Until recently, when HP Labs under Stanley Williams developed the
first stable prototype, memristance as a property of a known material
was nearly nonexistant. The memristance effect at non-nanoscale
distances is dwarfed by other electronic and field effects, until scales
and materials that are nanometers in size are utilized. At the
nanoscale, such properties have even been observed in action prior to
the HP Lab prototypes.
But beyond the physics of electrical engineering, they are a
reconceptualizing of passive electronic circuit theory first proposed in
1971 by the nonlinear circuit theorist Leon Chua. What Leon Chua, a UC
Berkeley Professor, contended in his 1971 paper Transactions on Circuit
Theory, is that the fundamental relationship in passive circuitry was
not between voltage and charge as assumed, but between
changes-in-voltage, or flux, and charge. Chua has stated: “The situation
is analogous to what is called “Aristotle’s Law of Motion, which was
wrong, because he said that force must be proportional to velocity. That
misled people for 2000 years until Newton came along and pointed out
that Aristotle was using the wrong variables. Newton said that force is
proportional to acceleration–the change in velocity.

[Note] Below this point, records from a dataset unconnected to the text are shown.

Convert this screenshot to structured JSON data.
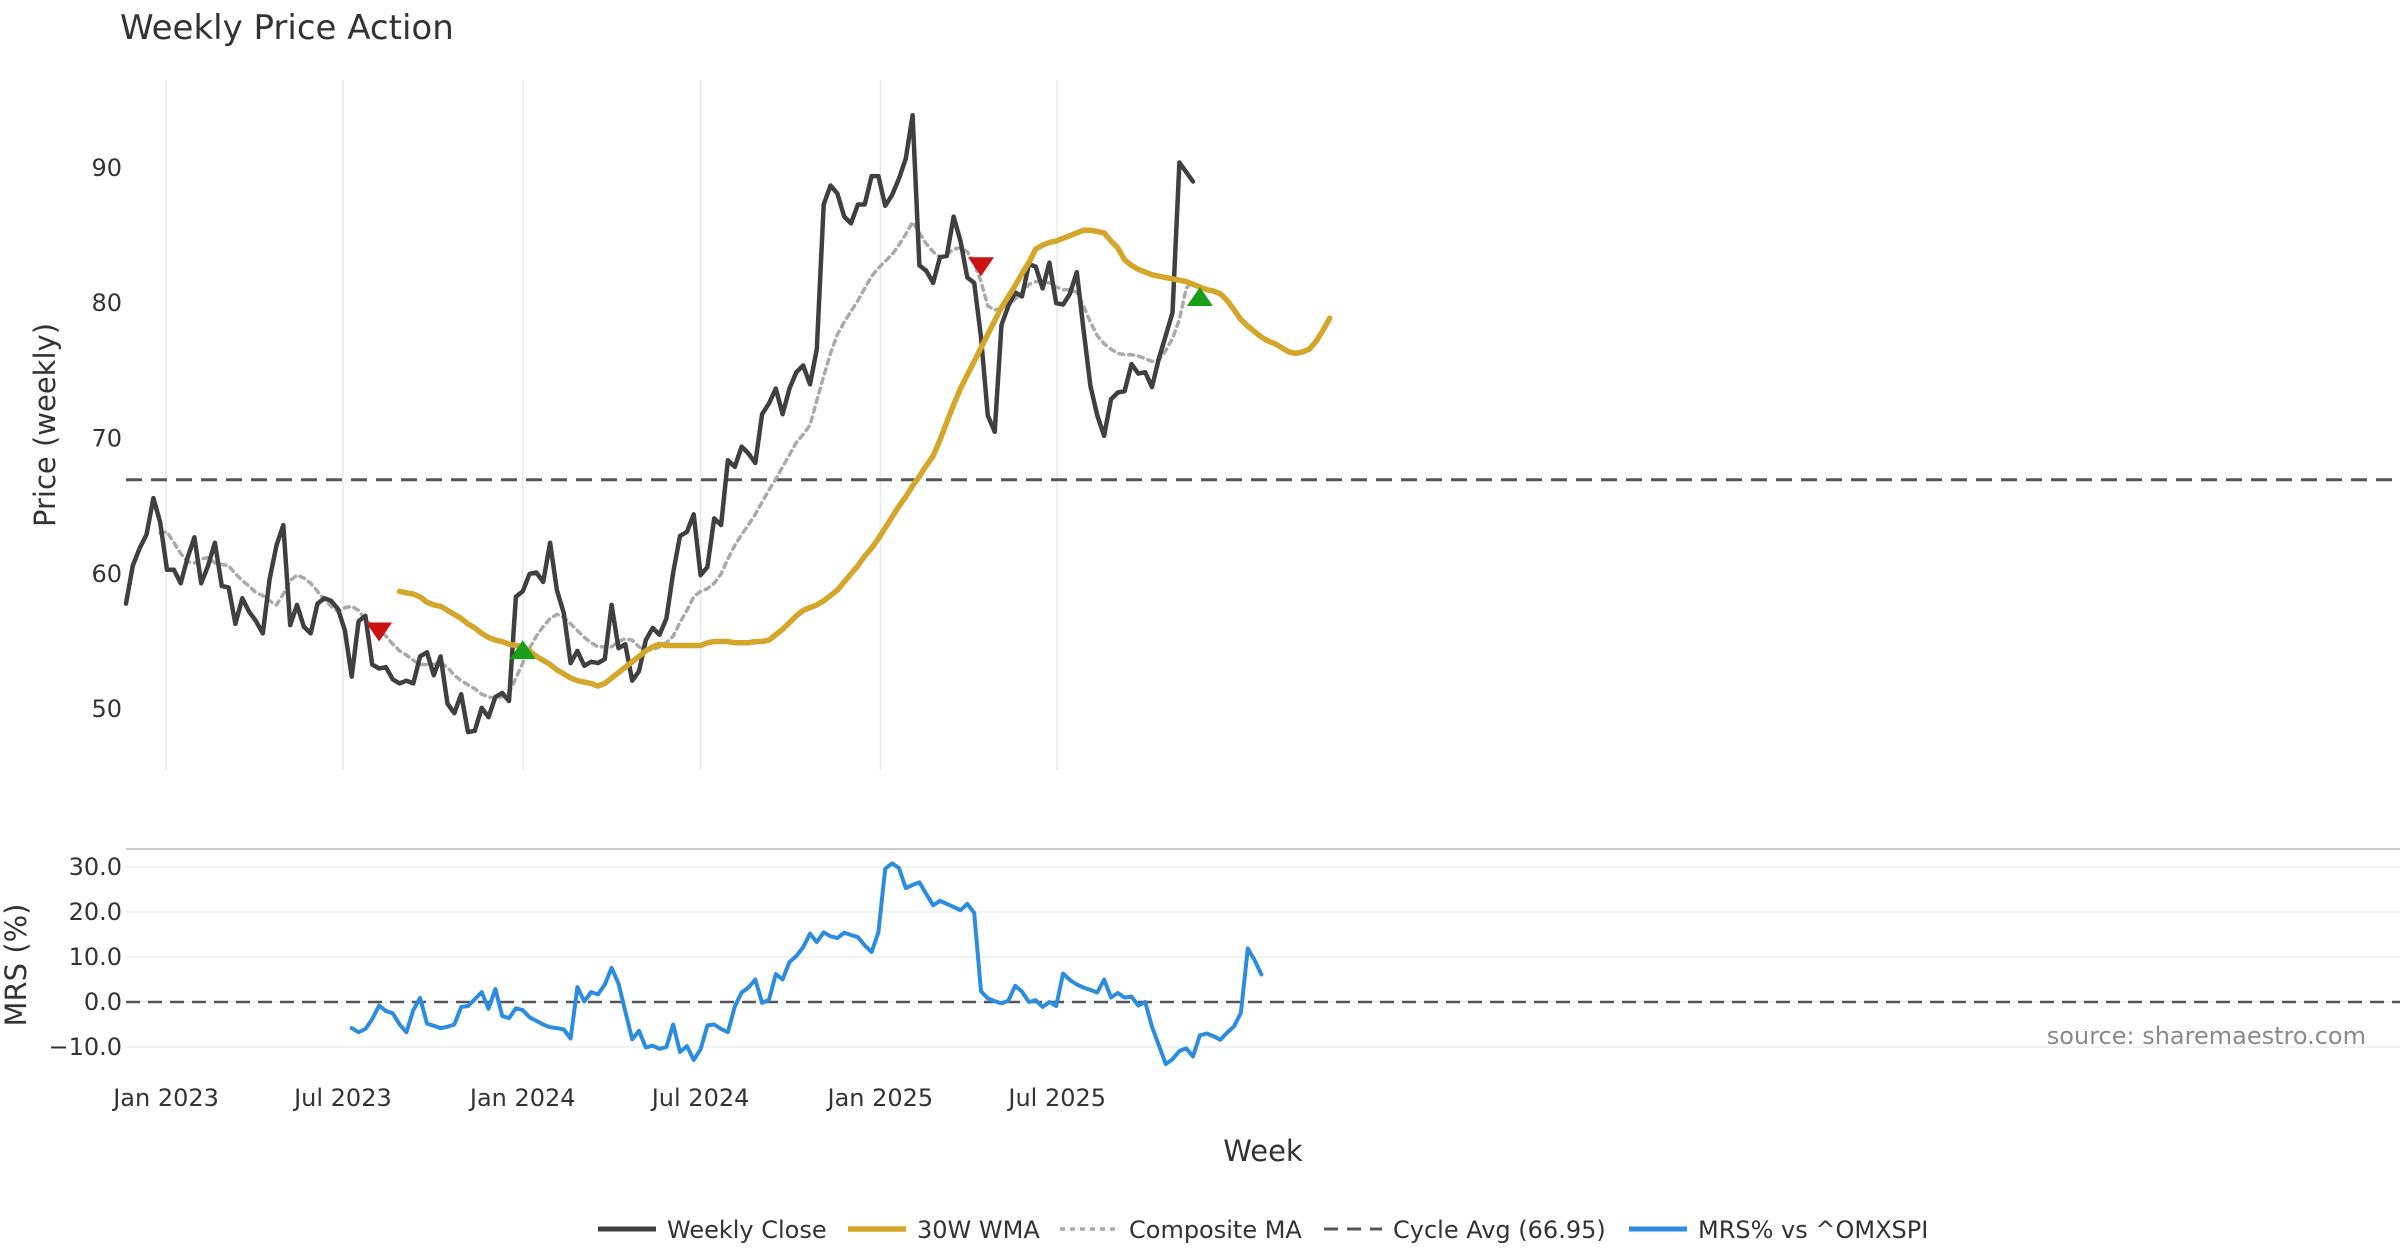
{
  "chart_data": {
    "type": "line",
    "title": "Weekly Price Action",
    "xlabel": "Week",
    "ylabel": "Price (weekly)",
    "ylabel_lower": "MRS (%)",
    "source": "source: sharemaestro.com",
    "x_ticks": [
      "Jan 2023",
      "Jul 2023",
      "Jan 2024",
      "Jul 2024",
      "Jan 2025",
      "Jul 2025"
    ],
    "y_ticks": [
      "50",
      "60",
      "70",
      "80",
      "90"
    ],
    "y_ticks_lower": [
      "30.0",
      "20.0",
      "10.0",
      "0.0",
      "−10.0"
    ],
    "ylim": [
      45.5,
      96.5
    ],
    "ylim_lower": [
      -16,
      34
    ],
    "grid": "vertical",
    "legend_position": "bottom",
    "colors": {
      "close": "#404040",
      "wma": "#d4a62a",
      "composite": "#aaaaaa",
      "cycle": "#555555",
      "mrs": "#2b8ce0",
      "buy": "#1a9e1a",
      "sell": "#cc1111"
    },
    "legend": [
      "Weekly Close",
      "30W WMA",
      "Composite MA",
      "Cycle Avg (66.95)",
      "MRS% vs ^OMXSPI"
    ],
    "cycle_avg": 66.95,
    "x_start": "2022-11-21",
    "series": [
      {
        "name": "Weekly Close",
        "values": [
          57.8,
          60.6,
          61.9,
          62.9,
          65.6,
          63.8,
          60.3,
          60.3,
          59.3,
          61.2,
          62.7,
          59.3,
          60.6,
          62.3,
          59.1,
          59.0,
          56.3,
          58.2,
          57.2,
          56.5,
          55.6,
          59.6,
          62.1,
          63.6,
          56.2,
          57.7,
          56.1,
          55.6,
          57.8,
          58.2,
          58.0,
          57.4,
          55.8,
          52.4,
          56.5,
          56.9,
          53.3,
          53.0,
          53.1,
          52.2,
          51.9,
          52.1,
          51.9,
          53.9,
          54.2,
          52.5,
          53.9,
          50.4,
          49.7,
          51.1,
          48.3,
          48.4,
          50.1,
          49.4,
          50.9,
          51.2,
          50.6,
          58.3,
          58.7,
          60.0,
          60.1,
          59.4,
          62.3,
          58.8,
          57.1,
          53.4,
          54.3,
          53.2,
          53.5,
          53.4,
          53.7,
          57.7,
          54.5,
          54.8,
          52.1,
          52.8,
          55.1,
          56.0,
          55.5,
          56.7,
          60.1,
          62.8,
          63.1,
          64.4,
          59.9,
          60.5,
          64.1,
          63.6,
          68.4,
          67.9,
          69.4,
          68.9,
          68.2,
          71.8,
          72.6,
          73.7,
          71.8,
          73.7,
          74.9,
          75.4,
          74.0,
          76.6,
          87.3,
          88.7,
          88.1,
          86.4,
          85.9,
          87.3,
          87.3,
          89.4,
          89.4,
          87.2,
          88.0,
          89.2,
          90.7,
          93.9,
          82.8,
          82.4,
          81.5,
          83.4,
          83.5,
          86.4,
          84.6,
          81.9,
          81.5,
          77.5,
          71.7,
          70.5,
          78.4,
          79.8,
          80.8,
          80.5,
          82.9,
          82.7,
          81.1,
          83.0,
          80.0,
          79.9,
          80.7,
          82.3,
          78.0,
          73.9,
          71.7,
          70.2,
          72.9,
          73.4,
          73.5,
          75.5,
          74.8,
          74.9,
          73.8,
          75.9,
          77.6,
          79.3,
          90.4,
          89.7,
          89.0
        ]
      },
      {
        "name": "30W WMA",
        "start_index": 40,
        "values": [
          58.7,
          58.6,
          58.5,
          58.3,
          57.9,
          57.7,
          57.6,
          57.3,
          57.0,
          56.7,
          56.3,
          56.0,
          55.6,
          55.3,
          55.1,
          55.0,
          54.8,
          54.7,
          54.6,
          54.3,
          53.9,
          53.6,
          53.3,
          52.9,
          52.6,
          52.3,
          52.1,
          52.0,
          51.9,
          51.7,
          51.9,
          52.3,
          52.7,
          53.1,
          53.5,
          53.9,
          54.3,
          54.6,
          54.8,
          54.7,
          54.7,
          54.7,
          54.7,
          54.7,
          54.7,
          54.9,
          55.0,
          55.0,
          55.0,
          54.9,
          54.9,
          54.9,
          55.0,
          55.0,
          55.1,
          55.5,
          55.9,
          56.4,
          56.9,
          57.3,
          57.5,
          57.7,
          58.0,
          58.4,
          58.8,
          59.4,
          60.0,
          60.6,
          61.3,
          61.9,
          62.6,
          63.4,
          64.2,
          65.0,
          65.7,
          66.5,
          67.2,
          68.0,
          68.7,
          69.9,
          71.2,
          72.5,
          73.7,
          74.7,
          75.7,
          76.7,
          77.7,
          78.7,
          79.7,
          80.5,
          81.3,
          82.2,
          83.0,
          84.0,
          84.3,
          84.5,
          84.6,
          84.8,
          85.0,
          85.2,
          85.4,
          85.4,
          85.3,
          85.2,
          84.6,
          84.1,
          83.2,
          82.8,
          82.5,
          82.3,
          82.1,
          82.0,
          81.9,
          81.8,
          81.7,
          81.6,
          81.4,
          81.2,
          81.0,
          80.9,
          80.7,
          80.2,
          79.5,
          78.8,
          78.3,
          77.9,
          77.5,
          77.2,
          77.0,
          76.7,
          76.4,
          76.3,
          76.4,
          76.6,
          77.2,
          78.0,
          78.9
        ]
      },
      {
        "name": "Composite MA",
        "start_index": 5,
        "values": [
          63.0,
          63.1,
          62.3,
          61.5,
          60.9,
          60.8,
          61.1,
          61.2,
          60.8,
          60.7,
          60.6,
          60.0,
          59.5,
          59.1,
          58.6,
          58.4,
          58.0,
          57.7,
          58.5,
          59.5,
          59.9,
          59.7,
          59.3,
          58.7,
          58.1,
          57.6,
          57.2,
          57.5,
          57.6,
          57.3,
          56.6,
          56.1,
          55.9,
          55.4,
          54.8,
          54.3,
          54.0,
          53.6,
          53.3,
          53.3,
          53.3,
          53.4,
          53.1,
          52.5,
          52.1,
          51.8,
          51.5,
          51.1,
          50.9,
          50.8,
          50.9,
          51.2,
          52.3,
          53.4,
          54.5,
          55.4,
          56.1,
          56.7,
          57.0,
          56.8,
          56.3,
          55.8,
          55.3,
          54.9,
          54.6,
          54.6,
          54.6,
          55.0,
          55.2,
          55.1,
          54.6,
          54.4,
          54.4,
          54.6,
          54.9,
          55.4,
          56.4,
          57.3,
          58.3,
          58.7,
          58.9,
          59.3,
          60.0,
          61.1,
          62.1,
          62.9,
          63.6,
          64.4,
          65.3,
          66.2,
          67.0,
          67.9,
          68.8,
          69.7,
          70.3,
          71.0,
          72.8,
          74.6,
          76.3,
          77.7,
          78.6,
          79.4,
          80.2,
          81.1,
          82.0,
          82.6,
          83.1,
          83.6,
          84.3,
          85.1,
          86.0,
          85.2,
          84.4,
          83.8,
          83.4,
          83.6,
          84.0,
          84.1,
          83.8,
          83.0,
          81.6,
          79.8,
          79.5,
          79.6,
          79.9,
          80.3,
          80.8,
          81.4,
          81.6,
          81.6,
          81.5,
          81.2,
          81.0,
          81.0,
          80.8,
          79.8,
          78.6,
          77.6,
          77.0,
          76.6,
          76.3,
          76.2,
          76.2,
          76.1,
          75.9,
          75.7,
          75.8,
          76.5,
          77.4,
          78.8,
          81.1,
          81.7
        ]
      },
      {
        "name": "MRS% vs ^OMXSPI",
        "panel": "lower",
        "start_index": 33,
        "values": [
          -5.8,
          -6.7,
          -6.0,
          -3.8,
          -0.8,
          -2.0,
          -2.5,
          -5.0,
          -6.7,
          -1.8,
          0.9,
          -4.8,
          -5.3,
          -5.8,
          -5.5,
          -5.0,
          -1.1,
          -0.9,
          0.6,
          2.2,
          -1.5,
          2.9,
          -3.1,
          -3.6,
          -1.4,
          -1.8,
          -3.4,
          -4.2,
          -5.0,
          -5.6,
          -5.8,
          -6.1,
          -8.1,
          3.3,
          0.1,
          2.2,
          1.7,
          3.9,
          7.6,
          4.1,
          -2.1,
          -8.3,
          -6.4,
          -10.1,
          -9.7,
          -10.4,
          -10.0,
          -5.0,
          -11.1,
          -9.8,
          -12.9,
          -10.5,
          -5.2,
          -5.0,
          -6.0,
          -6.7,
          -1.0,
          2.1,
          3.2,
          5.0,
          -0.2,
          0.5,
          6.2,
          5.0,
          8.9,
          10.2,
          12.2,
          15.2,
          13.3,
          15.5,
          14.6,
          14.2,
          15.4,
          14.9,
          14.4,
          12.6,
          11.1,
          15.5,
          29.6,
          30.8,
          29.8,
          25.3,
          26.0,
          26.6,
          24.0,
          21.5,
          22.5,
          21.8,
          21.1,
          20.4,
          21.8,
          19.8,
          2.4,
          0.8,
          0.2,
          -0.3,
          0.3,
          3.6,
          2.3,
          0.0,
          0.4,
          -1.1,
          0.0,
          -0.9,
          6.3,
          4.9,
          3.9,
          3.2,
          2.7,
          2.1,
          5.0,
          1.0,
          2.0,
          1.0,
          1.2,
          -0.8,
          0.0,
          -5.5,
          -9.6,
          -13.8,
          -12.7,
          -10.9,
          -10.3,
          -12.1,
          -7.4,
          -7.0,
          -7.6,
          -8.4,
          -6.8,
          -5.4,
          -2.4,
          11.9,
          9.3,
          6.1
        ]
      }
    ],
    "signals": [
      {
        "type": "sell",
        "week": "2023-08-07",
        "value": 55.7
      },
      {
        "type": "buy",
        "week": "2024-01-01",
        "value": 54.4
      },
      {
        "type": "sell",
        "week": "2025-04-14",
        "value": 82.7
      },
      {
        "type": "buy",
        "week": "2025-11-24",
        "value": 80.5
      }
    ]
  }
}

This is exactly the
situation with electronic circuit theory today. All electronic
textbooks have been teaching using the wrong variables–voltage and
charge–explaining away inaccuracies as anomalies. What they should have
been teaching is the relationship between changes in voltage, or flux,
and charge.”
As memristors develop, its going to come down to, in part, who can
come up with the best material implementation. Currently IBM, Hewlett
Packard, HRL, Samsung and many other research labs seem to be hovering
around the titanium dioxide memristor, but there are quite a few other types of memristors with vectors of inquiry.